My attempt at heterosexuality had been as painful as it had been long. Things had never been quite right. I had had some sort of radical unease and unhappiness in my own skin, and it was only when I realised I could be a lesbian that I was able to do the necessary work to learn to get along with myself.
My youngest was left in the position of growing up with this self-discovering “lesbian single mother”. I needed people, I needed community, so I joined a spirituality group for women-attracted women. I also joined a queer parenting group. Initially dubious about this new part of my life, my children came to accept how positive these friendships were in my life.
“I get it, I really do,” my middle son said to some of my new friends. “I am women-attracted too, it’s not something you can really change about yourself.” My youngest just gorged himself on all the chips and chocolates and cupcakes (perhaps that was the immoral lifestyle my mother had dreaded for me) and encouraged me to get season tickets to the roller derby.
Initially friends were a bit surprised at how I had decided to cope with this new self-discovery.
“Your kids know about this?” some people were incredulous, some even judgemental.
“They have a right to know, so they know they can be whoever they are too,” I answered.
I had told my children before I told anyone else. Sharing your identity with your own child is a big commitment that you can’t take back later. It becomes a “reality” rather than a “stage”.
I don’t think there has been any negative impact on my children having a lesbian for a mother, but it has warped their sense of humour. I will probably never stop laughing over the time I was giving a friend a lift home and the friend said, “Go straight at the roundabout” and my youngest son (about 11) piped up from the backseat:
“No, Mum tried going straight. She just can’t.”
For me when I stopped “othering” queer identities – firstly as something wrong, not normal or difficult, then as something strange and exotic – I made the first step in accepting myself. When I was able to align my family’s solidarity with justice and recognition for sexually diverse people, I found a significant missing piece of myself.
I recognise an irony here, because that is just what the fundamentalist right fear from us – that there is an unacknowledged tint of rainbow deep within a lot of people. Maybe everyone.
Having walked this path however, I know there is nothing to fear. This way of being is “right” for me and my family. I know this because if it were not then I would not have found it by being honest and listening.

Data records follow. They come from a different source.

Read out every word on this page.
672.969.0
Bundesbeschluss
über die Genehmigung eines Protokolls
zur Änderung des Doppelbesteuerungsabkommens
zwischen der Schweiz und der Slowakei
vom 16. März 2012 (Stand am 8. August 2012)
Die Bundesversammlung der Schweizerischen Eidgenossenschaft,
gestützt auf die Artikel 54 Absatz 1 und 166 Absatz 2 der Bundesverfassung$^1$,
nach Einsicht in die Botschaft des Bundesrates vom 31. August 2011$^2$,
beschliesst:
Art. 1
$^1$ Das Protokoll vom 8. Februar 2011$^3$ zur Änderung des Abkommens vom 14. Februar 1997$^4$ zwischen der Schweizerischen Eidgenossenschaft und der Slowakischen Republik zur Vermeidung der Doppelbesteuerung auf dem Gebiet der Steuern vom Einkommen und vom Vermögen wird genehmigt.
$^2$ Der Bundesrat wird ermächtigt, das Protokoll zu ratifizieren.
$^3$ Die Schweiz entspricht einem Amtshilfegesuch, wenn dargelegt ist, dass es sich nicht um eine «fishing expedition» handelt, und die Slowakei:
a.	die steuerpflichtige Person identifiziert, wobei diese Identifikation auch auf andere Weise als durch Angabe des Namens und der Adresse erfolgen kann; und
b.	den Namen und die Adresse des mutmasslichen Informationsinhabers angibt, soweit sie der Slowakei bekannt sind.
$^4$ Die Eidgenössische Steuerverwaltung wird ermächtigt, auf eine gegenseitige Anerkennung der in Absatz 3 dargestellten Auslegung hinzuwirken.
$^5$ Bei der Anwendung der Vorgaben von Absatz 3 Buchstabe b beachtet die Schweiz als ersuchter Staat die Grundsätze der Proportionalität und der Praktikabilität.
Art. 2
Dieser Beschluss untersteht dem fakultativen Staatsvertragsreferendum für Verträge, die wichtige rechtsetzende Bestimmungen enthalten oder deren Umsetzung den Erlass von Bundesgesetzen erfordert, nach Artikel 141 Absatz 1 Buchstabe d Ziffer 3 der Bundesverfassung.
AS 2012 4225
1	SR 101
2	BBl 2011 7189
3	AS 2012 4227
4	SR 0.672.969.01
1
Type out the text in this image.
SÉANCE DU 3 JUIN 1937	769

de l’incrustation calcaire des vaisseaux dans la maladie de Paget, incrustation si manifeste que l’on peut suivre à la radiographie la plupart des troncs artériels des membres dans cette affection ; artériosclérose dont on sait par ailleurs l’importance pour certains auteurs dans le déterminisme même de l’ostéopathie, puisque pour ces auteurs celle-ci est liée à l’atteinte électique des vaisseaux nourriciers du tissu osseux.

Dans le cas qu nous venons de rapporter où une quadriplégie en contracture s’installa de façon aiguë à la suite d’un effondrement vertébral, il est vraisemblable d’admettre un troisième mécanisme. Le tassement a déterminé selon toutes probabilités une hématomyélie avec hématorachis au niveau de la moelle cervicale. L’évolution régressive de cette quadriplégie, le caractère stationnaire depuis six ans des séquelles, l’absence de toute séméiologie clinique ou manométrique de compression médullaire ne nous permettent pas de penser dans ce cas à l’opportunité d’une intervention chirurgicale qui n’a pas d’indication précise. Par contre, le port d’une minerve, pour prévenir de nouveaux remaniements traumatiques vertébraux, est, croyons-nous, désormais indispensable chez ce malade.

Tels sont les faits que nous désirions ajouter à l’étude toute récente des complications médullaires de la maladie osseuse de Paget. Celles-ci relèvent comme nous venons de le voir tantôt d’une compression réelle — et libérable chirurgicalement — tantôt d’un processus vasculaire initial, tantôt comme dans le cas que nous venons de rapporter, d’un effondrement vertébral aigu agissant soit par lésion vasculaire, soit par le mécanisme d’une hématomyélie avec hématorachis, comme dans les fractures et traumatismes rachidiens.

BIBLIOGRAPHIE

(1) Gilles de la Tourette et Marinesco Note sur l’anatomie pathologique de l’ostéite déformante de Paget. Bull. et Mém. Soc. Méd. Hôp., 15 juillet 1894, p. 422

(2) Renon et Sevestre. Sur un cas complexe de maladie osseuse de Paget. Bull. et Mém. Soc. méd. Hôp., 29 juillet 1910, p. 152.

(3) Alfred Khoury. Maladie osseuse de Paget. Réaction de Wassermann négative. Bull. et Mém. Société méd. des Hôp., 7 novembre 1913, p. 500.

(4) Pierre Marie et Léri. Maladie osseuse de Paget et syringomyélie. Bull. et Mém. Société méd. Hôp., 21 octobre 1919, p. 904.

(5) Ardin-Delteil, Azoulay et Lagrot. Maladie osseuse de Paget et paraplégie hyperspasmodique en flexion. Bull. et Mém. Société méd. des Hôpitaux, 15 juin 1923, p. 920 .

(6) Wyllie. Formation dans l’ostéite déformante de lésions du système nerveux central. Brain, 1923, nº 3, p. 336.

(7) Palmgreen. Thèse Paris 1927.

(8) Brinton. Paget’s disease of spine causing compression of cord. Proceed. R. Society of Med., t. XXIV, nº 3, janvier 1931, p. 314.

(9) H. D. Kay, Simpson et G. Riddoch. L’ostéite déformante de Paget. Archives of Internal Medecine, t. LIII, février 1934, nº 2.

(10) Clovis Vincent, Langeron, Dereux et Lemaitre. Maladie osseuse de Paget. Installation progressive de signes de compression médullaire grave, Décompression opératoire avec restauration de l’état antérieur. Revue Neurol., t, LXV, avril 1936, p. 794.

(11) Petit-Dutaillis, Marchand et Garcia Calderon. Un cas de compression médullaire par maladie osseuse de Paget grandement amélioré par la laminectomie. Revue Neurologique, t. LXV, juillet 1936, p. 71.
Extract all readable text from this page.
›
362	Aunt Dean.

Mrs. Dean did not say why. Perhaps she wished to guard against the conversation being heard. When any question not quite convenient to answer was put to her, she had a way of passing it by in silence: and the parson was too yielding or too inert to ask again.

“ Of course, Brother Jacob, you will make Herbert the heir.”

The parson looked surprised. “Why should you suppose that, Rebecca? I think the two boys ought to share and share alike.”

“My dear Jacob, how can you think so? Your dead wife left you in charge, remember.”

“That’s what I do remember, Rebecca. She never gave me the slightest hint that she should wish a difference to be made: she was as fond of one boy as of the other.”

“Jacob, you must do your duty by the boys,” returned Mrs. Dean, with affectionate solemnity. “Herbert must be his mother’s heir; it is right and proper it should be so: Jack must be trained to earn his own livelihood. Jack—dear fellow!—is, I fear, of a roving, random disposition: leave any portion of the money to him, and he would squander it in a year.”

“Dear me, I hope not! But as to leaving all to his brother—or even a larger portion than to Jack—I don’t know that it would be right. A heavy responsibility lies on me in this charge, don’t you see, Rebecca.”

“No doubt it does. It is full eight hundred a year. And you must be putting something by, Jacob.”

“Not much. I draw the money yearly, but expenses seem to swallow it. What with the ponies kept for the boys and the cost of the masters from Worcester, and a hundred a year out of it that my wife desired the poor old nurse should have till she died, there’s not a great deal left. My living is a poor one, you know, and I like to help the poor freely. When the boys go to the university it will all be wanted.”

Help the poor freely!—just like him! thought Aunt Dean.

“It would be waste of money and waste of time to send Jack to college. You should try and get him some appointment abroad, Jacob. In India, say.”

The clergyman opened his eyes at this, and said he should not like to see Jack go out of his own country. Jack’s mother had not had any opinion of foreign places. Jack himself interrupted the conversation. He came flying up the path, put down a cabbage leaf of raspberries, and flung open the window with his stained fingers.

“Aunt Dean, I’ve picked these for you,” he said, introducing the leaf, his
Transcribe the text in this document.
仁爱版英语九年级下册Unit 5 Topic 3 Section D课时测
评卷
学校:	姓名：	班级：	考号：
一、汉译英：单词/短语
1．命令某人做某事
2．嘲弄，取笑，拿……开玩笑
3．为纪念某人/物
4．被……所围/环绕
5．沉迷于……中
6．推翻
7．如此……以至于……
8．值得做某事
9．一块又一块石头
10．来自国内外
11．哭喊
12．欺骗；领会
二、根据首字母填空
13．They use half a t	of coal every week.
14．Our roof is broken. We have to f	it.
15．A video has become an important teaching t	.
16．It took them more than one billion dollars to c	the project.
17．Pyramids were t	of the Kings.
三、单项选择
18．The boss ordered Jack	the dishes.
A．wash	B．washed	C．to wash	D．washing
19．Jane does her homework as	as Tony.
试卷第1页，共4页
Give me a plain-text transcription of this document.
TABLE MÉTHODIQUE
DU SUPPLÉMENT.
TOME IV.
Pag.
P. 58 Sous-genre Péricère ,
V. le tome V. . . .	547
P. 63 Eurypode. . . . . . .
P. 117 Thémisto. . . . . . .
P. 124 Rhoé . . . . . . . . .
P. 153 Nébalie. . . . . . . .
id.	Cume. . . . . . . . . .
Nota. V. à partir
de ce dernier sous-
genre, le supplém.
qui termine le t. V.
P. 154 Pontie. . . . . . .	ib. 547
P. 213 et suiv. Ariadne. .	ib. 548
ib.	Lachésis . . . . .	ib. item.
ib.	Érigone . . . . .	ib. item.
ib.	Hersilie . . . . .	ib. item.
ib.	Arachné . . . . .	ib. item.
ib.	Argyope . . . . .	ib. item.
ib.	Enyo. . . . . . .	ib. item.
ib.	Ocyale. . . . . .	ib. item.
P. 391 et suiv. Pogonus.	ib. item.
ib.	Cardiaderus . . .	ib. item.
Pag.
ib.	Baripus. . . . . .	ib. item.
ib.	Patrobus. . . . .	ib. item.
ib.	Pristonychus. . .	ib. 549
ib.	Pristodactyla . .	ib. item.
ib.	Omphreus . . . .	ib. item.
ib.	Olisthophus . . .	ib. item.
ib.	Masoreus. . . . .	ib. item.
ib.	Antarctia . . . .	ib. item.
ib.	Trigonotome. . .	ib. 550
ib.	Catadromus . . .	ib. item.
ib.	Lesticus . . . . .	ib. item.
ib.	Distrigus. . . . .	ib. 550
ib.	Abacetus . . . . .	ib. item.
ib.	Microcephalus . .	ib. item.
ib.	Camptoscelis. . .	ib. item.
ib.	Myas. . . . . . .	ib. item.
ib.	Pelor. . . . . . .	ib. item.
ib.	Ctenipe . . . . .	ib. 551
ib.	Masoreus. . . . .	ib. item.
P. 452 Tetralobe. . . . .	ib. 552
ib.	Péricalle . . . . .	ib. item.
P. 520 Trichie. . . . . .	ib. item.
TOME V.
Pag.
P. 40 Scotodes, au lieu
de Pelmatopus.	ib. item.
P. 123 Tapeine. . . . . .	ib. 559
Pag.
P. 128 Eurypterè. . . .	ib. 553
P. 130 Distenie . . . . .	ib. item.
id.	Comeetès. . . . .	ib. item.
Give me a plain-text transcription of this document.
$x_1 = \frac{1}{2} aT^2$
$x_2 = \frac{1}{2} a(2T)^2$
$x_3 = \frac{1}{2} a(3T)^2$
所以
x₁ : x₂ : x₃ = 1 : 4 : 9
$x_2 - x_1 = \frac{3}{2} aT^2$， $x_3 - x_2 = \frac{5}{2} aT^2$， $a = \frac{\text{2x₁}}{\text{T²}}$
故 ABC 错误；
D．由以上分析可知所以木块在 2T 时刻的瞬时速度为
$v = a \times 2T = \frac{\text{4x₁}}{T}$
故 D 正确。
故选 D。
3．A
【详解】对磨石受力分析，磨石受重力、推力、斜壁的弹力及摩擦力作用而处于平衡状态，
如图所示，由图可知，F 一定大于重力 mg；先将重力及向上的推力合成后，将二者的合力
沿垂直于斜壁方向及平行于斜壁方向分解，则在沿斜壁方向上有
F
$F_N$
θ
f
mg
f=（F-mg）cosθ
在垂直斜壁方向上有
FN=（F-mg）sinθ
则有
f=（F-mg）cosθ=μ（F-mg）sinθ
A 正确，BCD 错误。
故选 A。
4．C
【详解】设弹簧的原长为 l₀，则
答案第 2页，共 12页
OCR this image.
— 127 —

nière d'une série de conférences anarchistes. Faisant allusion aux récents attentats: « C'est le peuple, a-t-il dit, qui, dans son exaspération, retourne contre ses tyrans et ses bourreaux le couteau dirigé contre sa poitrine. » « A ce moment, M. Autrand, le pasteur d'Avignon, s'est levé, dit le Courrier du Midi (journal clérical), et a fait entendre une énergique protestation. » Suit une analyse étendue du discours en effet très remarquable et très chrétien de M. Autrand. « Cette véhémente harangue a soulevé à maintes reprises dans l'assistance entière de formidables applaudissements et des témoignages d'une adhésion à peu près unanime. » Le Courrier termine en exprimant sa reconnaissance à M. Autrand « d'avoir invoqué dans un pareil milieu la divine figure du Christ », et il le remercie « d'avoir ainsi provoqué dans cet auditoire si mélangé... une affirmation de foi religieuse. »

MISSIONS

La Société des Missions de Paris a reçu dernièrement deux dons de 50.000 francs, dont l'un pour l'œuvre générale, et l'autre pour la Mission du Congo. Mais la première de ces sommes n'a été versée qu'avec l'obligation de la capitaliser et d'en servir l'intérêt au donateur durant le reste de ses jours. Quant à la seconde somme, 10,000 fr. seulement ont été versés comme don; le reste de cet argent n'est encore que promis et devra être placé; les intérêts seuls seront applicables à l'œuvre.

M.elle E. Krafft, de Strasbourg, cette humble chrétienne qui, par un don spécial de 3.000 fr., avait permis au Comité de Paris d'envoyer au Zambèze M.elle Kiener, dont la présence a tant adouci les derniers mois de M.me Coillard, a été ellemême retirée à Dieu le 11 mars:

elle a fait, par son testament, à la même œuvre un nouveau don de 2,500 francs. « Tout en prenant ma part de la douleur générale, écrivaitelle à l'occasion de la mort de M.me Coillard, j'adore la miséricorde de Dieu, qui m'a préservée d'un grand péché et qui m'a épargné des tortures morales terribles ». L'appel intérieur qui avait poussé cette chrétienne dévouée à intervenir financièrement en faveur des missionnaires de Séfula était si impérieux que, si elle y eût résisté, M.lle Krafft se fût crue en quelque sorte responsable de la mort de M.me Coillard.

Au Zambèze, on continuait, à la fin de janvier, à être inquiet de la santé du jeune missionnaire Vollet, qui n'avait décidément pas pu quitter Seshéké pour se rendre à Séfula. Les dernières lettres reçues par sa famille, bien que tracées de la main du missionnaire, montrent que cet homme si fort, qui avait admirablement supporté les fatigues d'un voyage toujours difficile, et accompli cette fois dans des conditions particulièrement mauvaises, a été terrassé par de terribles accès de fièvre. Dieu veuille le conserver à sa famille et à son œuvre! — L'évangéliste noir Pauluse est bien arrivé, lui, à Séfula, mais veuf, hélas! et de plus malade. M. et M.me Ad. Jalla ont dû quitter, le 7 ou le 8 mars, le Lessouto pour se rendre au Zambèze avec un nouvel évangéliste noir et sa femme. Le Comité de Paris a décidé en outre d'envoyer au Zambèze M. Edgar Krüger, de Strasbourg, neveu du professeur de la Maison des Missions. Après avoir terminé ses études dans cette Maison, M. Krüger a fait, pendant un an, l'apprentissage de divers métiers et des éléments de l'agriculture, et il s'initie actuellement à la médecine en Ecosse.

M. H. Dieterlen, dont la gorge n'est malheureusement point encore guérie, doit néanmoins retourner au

Stef Rozitis is a single mother and an early childhood teacher. She finds the strength to go on from all the amazing, inspirational and affirming women in her life as well as a hint of reflexive humour at times. Her children ensure that spontaneous song and dance routines or open mic comedy in the kitchen are not out of the question. When she is not at work, Stef likes to hang around with the smart people, hoping that it rubs off on her and she gets a thesis idea.